China's sizzling economy grew by 10.2 percent in the first quarter from the same quarter last year, overshooting its official target, but inflation stayed low and growth didn't appear to be dangerously fast, the government said yesterday.
Industrial output, driven by booming exports, soared 16.7 percent while retail sales also increased, the National Bureau of Statistics reported. It said consumer prices rose just 1.2 percent.
Chinese leaders have warned that excessively rapid growth could ignite inflation and cause financial problems. But they have avoided raising interest rates to cool off the economy, trying instead to cut investment in energy-guzzling factories and real estate while maintaining high growth to reduce poverty.
The government's growth target this year is 8 percent, but forecasts by the World Bank and other experts range as high as 9.5 percent.

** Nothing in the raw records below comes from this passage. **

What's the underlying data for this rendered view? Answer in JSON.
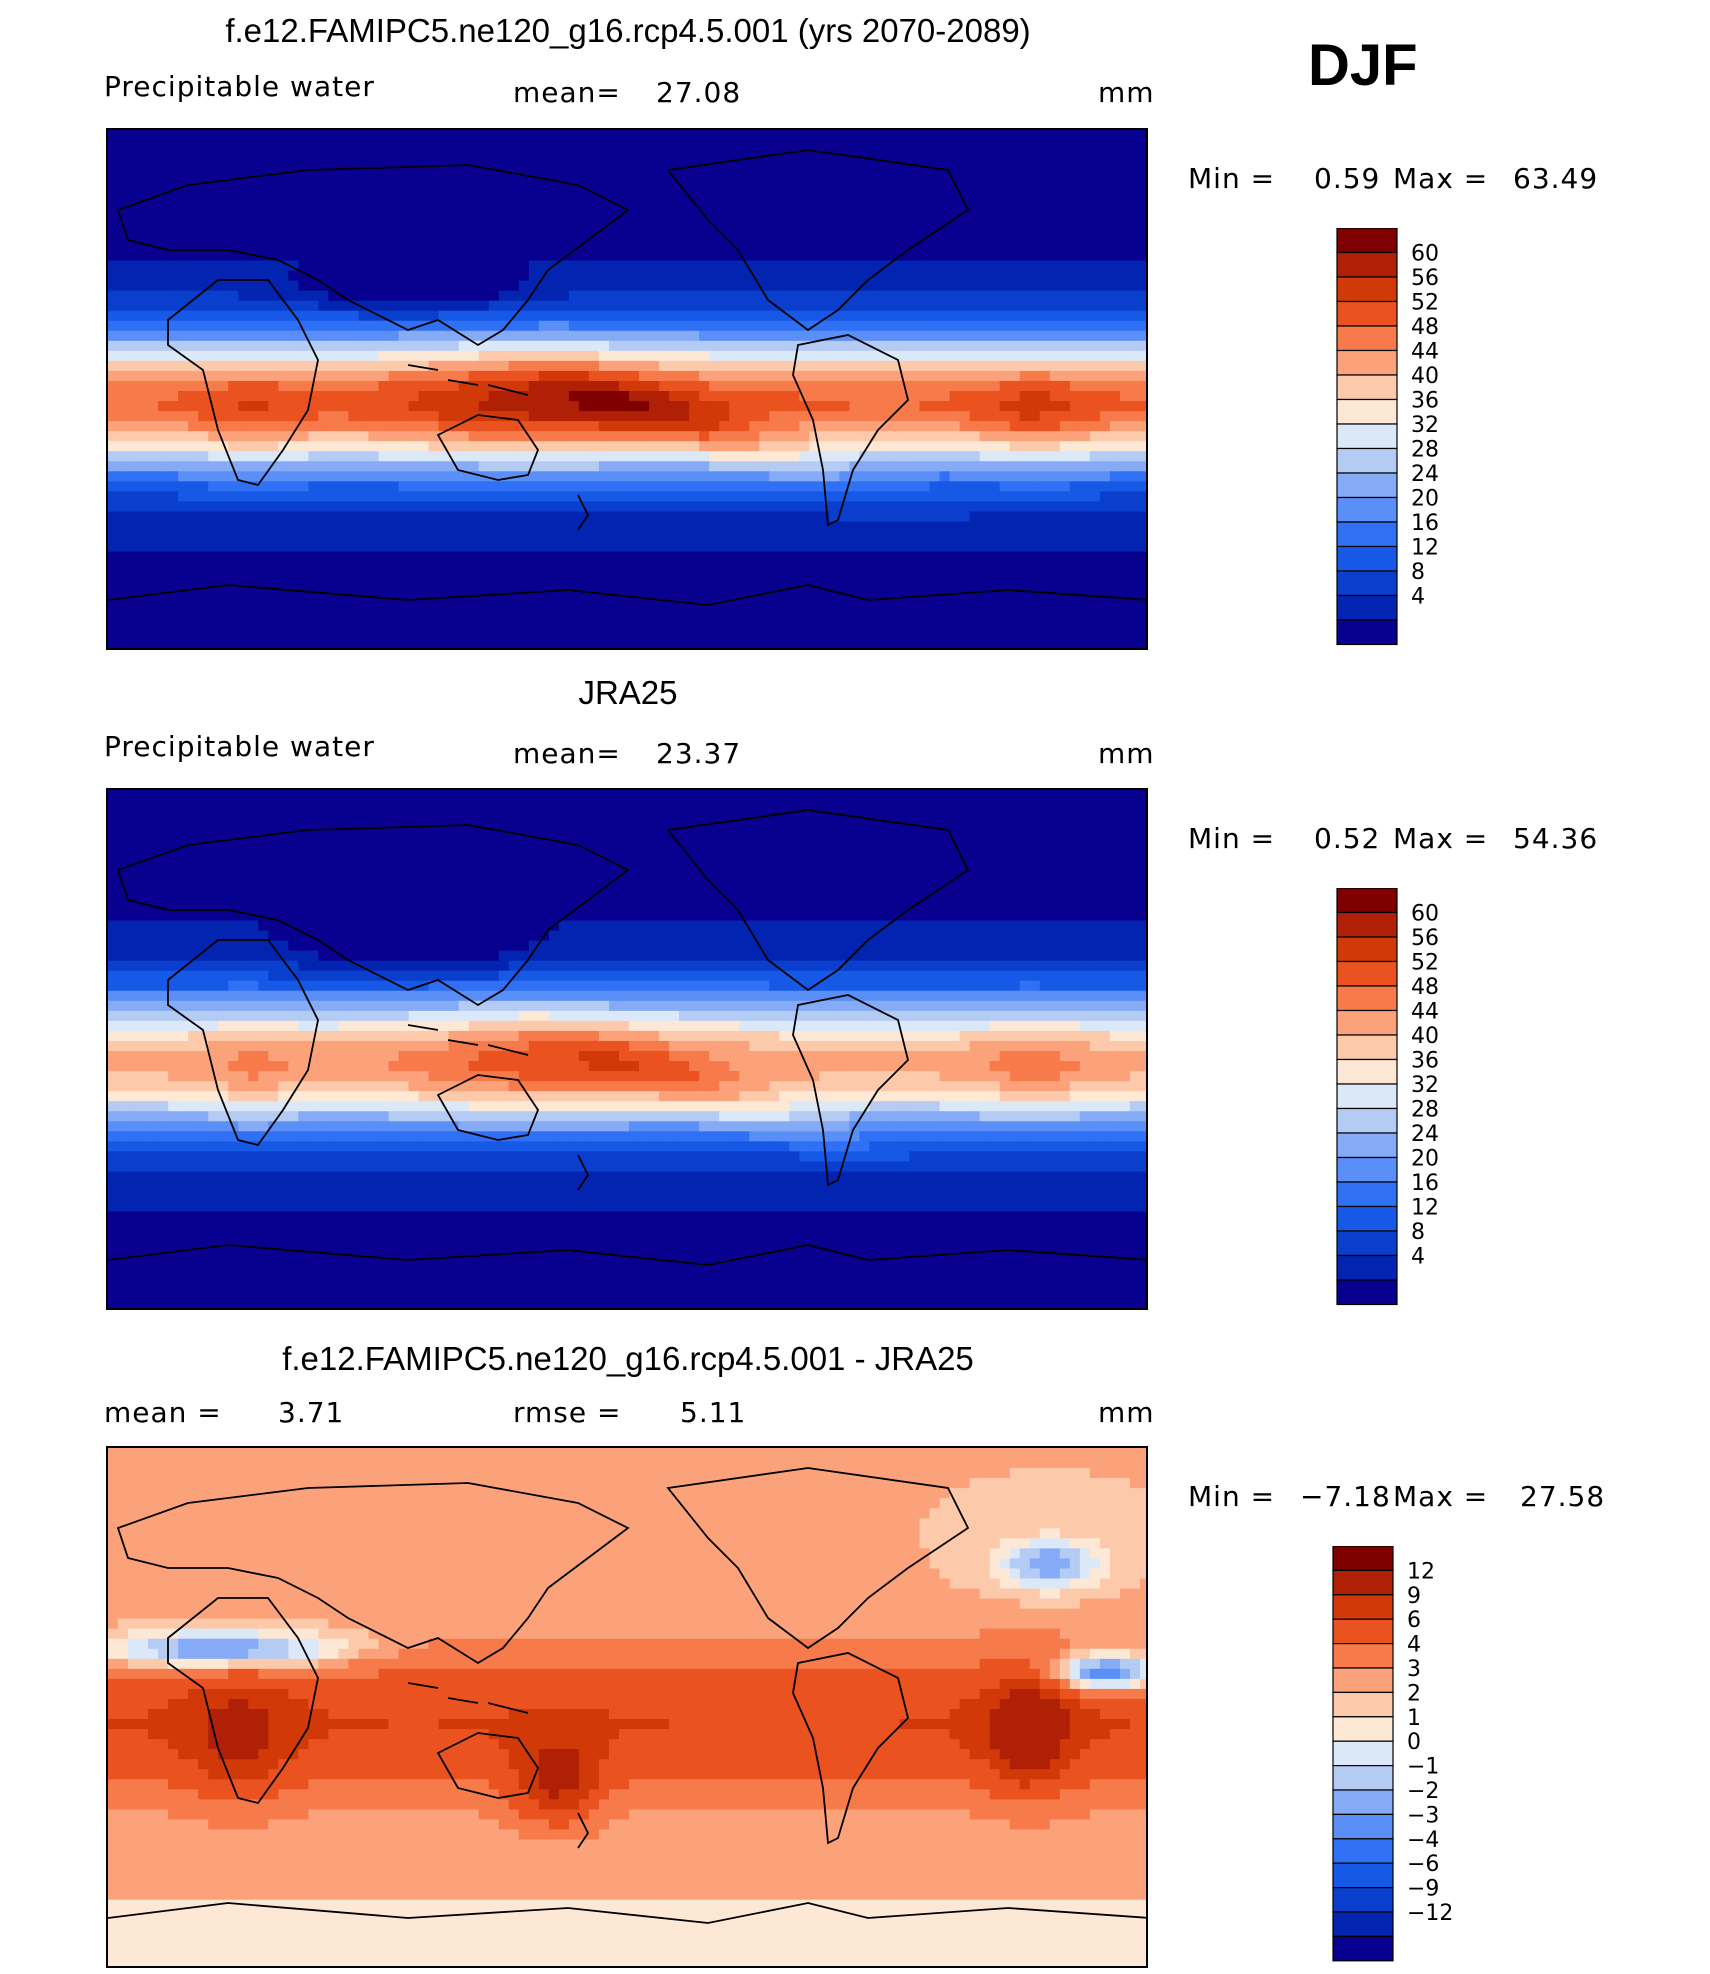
{
  "season": "DJF",
  "units": "mm",
  "colors": {
    "pw_scale": [
      "#08008e",
      "#0324b0",
      "#0a3ecc",
      "#1659e6",
      "#2f70f5",
      "#5a8ff7",
      "#86abf6",
      "#b4cbf4",
      "#dbe8f8",
      "#fde8d6",
      "#fccaaa",
      "#fca27a",
      "#f67a4a",
      "#ea5220",
      "#d13a08",
      "#b02006",
      "#800000"
    ],
    "diff_scale": [
      "#08008e",
      "#0324b0",
      "#0a3ecc",
      "#1659e6",
      "#2f70f5",
      "#5a8ff7",
      "#86abf6",
      "#b4cbf4",
      "#dbe8f8",
      "#fde8d6",
      "#fccaaa",
      "#fca27a",
      "#f67a4a",
      "#ea5220",
      "#d13a08",
      "#b02006",
      "#800000"
    ]
  },
  "panels": [
    {
      "title": "f.e12.FAMIPC5.ne120_g16.rcp4.5.001 (yrs 2070-2089)",
      "left_label": "Precipitable water",
      "center_label": "mean=",
      "center_value": "27.08",
      "right_label": "mm",
      "min_label": "Min =",
      "min_value": "0.59",
      "max_label": "Max =",
      "max_value": "63.49",
      "kind": "model"
    },
    {
      "title": "JRA25",
      "left_label": "Precipitable water",
      "center_label": "mean=",
      "center_value": "23.37",
      "right_label": "mm",
      "min_label": "Min =",
      "min_value": "0.52",
      "max_label": "Max =",
      "max_value": "54.36",
      "kind": "obs"
    },
    {
      "title": "f.e12.FAMIPC5.ne120_g16.rcp4.5.001 - JRA25",
      "left_label": "mean =",
      "left_value": "3.71",
      "center_label": "rmse =",
      "center_value": "5.11",
      "right_label": "mm",
      "min_label": "Min =",
      "min_value": "−7.18",
      "max_label": "Max =",
      "max_value": "27.58",
      "kind": "diff"
    }
  ],
  "chart_data": [
    {
      "type": "heatmap",
      "title": "f.e12.FAMIPC5.ne120_g16.rcp4.5.001 (yrs 2070-2089)",
      "variable": "Precipitable water",
      "units": "mm",
      "mean": 27.08,
      "min": 0.59,
      "max": 63.49,
      "colorbar_levels": [
        60,
        56,
        52,
        48,
        44,
        40,
        36,
        32,
        28,
        24,
        20,
        16,
        12,
        8,
        4
      ]
    },
    {
      "type": "heatmap",
      "title": "JRA25",
      "variable": "Precipitable water",
      "units": "mm",
      "mean": 23.37,
      "min": 0.52,
      "max": 54.36,
      "colorbar_levels": [
        60,
        56,
        52,
        48,
        44,
        40,
        36,
        32,
        28,
        24,
        20,
        16,
        12,
        8,
        4
      ]
    },
    {
      "type": "heatmap",
      "title": "f.e12.FAMIPC5.ne120_g16.rcp4.5.001 - JRA25",
      "units": "mm",
      "mean": 3.71,
      "rmse": 5.11,
      "min": -7.18,
      "max": 27.58,
      "colorbar_levels": [
        "12",
        "9",
        "6",
        "4",
        "3",
        "2",
        "1",
        "0",
        "−1",
        "−2",
        "−3",
        "−4",
        "−6",
        "−9",
        "−12"
      ]
    }
  ]
}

China's economy expanded by 9.9 percent last year.
The latest figure "looks a little bit bad because it was 0.3 percentage points higher than in 2005," Zheng Jingping (鄭京平), a spokesman for the statistics bureau, said at a news conference.
But "it's really within the potential range for growth" and in line with previous years, Zheng said.
"We still need to keep fairly fast economic growth," he said. "We want to solve the poverty problem in rural areas."
Total economic output from January through March totaled 4.33 trillion yuan (US$540 billion), according to Zheng.
Investment in factories, roads and other fixed assets rose by 27.7 percent from January to March, the bureau said, suggesting that official efforts to reduce such spending were only partially effective.